After comparing the results from four machine learning models, researchers decided upon a LASSO logistic regression model that identified vaccine-hesitant families with 72-percent precision. The model pruned the large number of possible data features affecting vaccination rates down to just 25 of the most important features—something that improved the chance of the model’s predictive power holding up for other groups of children beyond those in the training datasets. (Some features that raised child risk scores included having children who sat, walked, and spoke at a later age than their peers.)
Just as importantly, the team chose the LASSO model because it presented the results for child risk scores in a way that humans could understand. Interpretability is never a guarantee with many machine learning models, but in this case it allowed both data scientists and health officials to understand and trust the LASSO model’s reasons for singling out certain families as being at higher risk of hesitating to vaccinate.
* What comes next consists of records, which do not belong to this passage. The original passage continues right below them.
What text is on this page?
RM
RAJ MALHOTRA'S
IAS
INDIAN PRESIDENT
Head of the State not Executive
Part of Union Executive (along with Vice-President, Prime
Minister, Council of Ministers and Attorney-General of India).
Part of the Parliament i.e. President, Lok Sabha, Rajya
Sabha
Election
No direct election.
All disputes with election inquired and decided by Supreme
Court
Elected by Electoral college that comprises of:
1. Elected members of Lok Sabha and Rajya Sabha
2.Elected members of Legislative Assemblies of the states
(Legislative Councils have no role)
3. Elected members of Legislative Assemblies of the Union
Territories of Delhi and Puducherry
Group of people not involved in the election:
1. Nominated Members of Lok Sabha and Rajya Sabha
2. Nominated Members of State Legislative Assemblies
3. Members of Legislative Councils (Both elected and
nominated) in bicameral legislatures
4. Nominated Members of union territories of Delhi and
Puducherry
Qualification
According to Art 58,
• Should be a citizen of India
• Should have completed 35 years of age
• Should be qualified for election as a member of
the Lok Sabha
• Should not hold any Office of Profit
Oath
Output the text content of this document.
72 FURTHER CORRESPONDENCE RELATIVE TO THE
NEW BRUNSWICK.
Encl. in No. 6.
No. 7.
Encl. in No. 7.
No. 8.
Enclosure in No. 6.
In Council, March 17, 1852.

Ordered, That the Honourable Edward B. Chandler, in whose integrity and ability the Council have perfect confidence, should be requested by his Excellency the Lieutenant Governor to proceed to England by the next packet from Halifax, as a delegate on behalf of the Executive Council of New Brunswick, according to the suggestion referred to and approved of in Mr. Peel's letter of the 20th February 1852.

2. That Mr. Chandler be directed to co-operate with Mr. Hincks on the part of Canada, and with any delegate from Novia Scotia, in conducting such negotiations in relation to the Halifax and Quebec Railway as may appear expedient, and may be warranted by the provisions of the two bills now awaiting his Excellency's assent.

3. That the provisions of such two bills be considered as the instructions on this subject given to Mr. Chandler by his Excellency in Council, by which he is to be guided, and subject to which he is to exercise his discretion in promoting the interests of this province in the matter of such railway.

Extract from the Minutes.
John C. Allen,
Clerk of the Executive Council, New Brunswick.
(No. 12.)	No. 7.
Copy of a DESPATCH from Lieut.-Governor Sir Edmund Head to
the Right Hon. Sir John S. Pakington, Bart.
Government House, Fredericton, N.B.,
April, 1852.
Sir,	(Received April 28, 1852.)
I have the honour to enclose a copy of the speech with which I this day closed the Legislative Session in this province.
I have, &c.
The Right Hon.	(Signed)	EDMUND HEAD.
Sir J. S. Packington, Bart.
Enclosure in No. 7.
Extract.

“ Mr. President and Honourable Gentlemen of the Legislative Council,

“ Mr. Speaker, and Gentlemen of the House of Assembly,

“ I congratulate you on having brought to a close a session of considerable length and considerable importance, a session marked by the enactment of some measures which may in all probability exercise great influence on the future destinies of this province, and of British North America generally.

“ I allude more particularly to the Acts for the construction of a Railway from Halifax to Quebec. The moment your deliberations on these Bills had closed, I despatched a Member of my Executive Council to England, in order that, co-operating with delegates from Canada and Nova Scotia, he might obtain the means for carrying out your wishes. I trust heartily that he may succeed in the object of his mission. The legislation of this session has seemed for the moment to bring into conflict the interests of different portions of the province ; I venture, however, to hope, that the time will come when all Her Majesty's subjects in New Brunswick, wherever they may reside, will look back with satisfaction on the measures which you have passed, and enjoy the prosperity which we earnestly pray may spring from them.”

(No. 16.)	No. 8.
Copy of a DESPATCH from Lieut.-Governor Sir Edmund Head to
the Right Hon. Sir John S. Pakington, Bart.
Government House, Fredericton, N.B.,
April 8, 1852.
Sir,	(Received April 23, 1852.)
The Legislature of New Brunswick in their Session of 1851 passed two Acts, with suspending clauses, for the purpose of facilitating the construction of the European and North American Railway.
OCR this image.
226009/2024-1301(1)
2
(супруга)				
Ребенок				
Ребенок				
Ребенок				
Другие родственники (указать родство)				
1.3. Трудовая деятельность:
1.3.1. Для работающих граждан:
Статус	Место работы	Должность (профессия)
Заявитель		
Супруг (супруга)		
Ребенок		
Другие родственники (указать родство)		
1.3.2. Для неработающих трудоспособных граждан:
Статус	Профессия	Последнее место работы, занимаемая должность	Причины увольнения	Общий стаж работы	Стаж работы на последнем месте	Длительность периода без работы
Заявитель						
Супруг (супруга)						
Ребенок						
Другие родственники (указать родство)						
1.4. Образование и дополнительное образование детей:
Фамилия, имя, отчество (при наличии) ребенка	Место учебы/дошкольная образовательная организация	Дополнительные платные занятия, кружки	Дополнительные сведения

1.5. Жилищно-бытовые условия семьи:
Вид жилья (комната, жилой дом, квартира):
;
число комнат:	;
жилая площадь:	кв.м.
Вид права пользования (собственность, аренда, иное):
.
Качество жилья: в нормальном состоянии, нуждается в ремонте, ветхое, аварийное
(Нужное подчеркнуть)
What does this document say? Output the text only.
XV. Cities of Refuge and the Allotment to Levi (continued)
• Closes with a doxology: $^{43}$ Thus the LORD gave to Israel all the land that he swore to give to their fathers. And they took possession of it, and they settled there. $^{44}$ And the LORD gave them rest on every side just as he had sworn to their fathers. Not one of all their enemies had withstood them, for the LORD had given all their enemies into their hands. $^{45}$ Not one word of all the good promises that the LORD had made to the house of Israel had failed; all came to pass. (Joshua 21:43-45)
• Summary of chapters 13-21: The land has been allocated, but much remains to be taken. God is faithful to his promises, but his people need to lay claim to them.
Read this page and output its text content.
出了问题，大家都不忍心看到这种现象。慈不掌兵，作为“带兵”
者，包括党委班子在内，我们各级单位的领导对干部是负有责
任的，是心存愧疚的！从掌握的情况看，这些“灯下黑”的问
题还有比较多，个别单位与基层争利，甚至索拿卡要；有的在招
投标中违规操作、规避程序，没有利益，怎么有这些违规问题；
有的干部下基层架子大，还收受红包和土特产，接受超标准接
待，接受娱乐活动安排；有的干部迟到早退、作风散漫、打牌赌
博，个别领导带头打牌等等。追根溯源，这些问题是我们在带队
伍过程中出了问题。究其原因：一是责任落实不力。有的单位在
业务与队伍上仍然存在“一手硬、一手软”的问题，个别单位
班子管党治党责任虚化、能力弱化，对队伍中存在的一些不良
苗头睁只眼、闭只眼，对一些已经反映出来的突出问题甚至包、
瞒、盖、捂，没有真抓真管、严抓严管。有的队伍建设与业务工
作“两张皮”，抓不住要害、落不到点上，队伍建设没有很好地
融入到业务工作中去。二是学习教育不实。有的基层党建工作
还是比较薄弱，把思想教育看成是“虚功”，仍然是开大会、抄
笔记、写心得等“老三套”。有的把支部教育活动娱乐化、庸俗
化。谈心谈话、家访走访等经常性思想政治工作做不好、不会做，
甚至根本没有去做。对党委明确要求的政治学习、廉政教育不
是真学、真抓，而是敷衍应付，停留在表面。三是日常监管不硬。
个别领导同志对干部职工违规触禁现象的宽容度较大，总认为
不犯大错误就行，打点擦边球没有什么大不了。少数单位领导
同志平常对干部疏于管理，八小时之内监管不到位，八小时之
The project also created an “Early Warning and Monitoring System” Web dashboard that presents vaccination rates and child risk scores to public health officials and physicians at national, county, and local health clinic levels. The next project being considered will likely involve a randomized controlled trial to see whether the child risk scores help officials and physicians to intervene effectively with vaccine-hesitant families and improve vaccination rates. But that next step would likely take place no sooner than the 2020–2021 school year.
Some important issues have to be resolved before this type of predictive population analysis can be widely deployed. Any project that applies machine learning or related artificial intelligence techniques to analyzing personal health data has to take privacy and security concerns into consideration. In this case, Oreskovic’s team and Croatian public health officials took special precautions to ensure that the electronic health records of children were always made anonymous. The researchers accessed the records through the Croatian Institute for Public Health’s online server and never even downloaded any anonymized data.
Another issue for data scientists to keep in mind, says Oreskovic, is whether machine learning and AI might identify data features that contribute to biased policymaker actions regarding certain communities. He cautioned against the idea of deploying models that highlight features such as ethnicity or religion—factors that were excluded from the data in the Croatian study.
The United States has seen recent measles outbreaks, caused mostly by non-vaccinated U.S. residents returning from international travel and spreading the disease in communities with lower vaccination rates. Among these were some ultra-Orthodox Jewish communities in New York State’s Rockland County and in New York City. Most prominent ultra-Orthodox rabbis urge their congregations to get vaccinated, but the anti-vaccine movement has gained some traction nonetheless. Similar skepticism toward vaccines has spread among both liberal and conservative communities across the United States.
If a computer model did hypothetically flag certain religious affiliations, it raises the risk of officials acting upon the information in a way that woulld stigmatize entire religious groups. “The question is: Does the extra attention hurt the community, either through prejudice or too much policy intervention,” Oreskovic says.
This story was updated on 8 May 2019.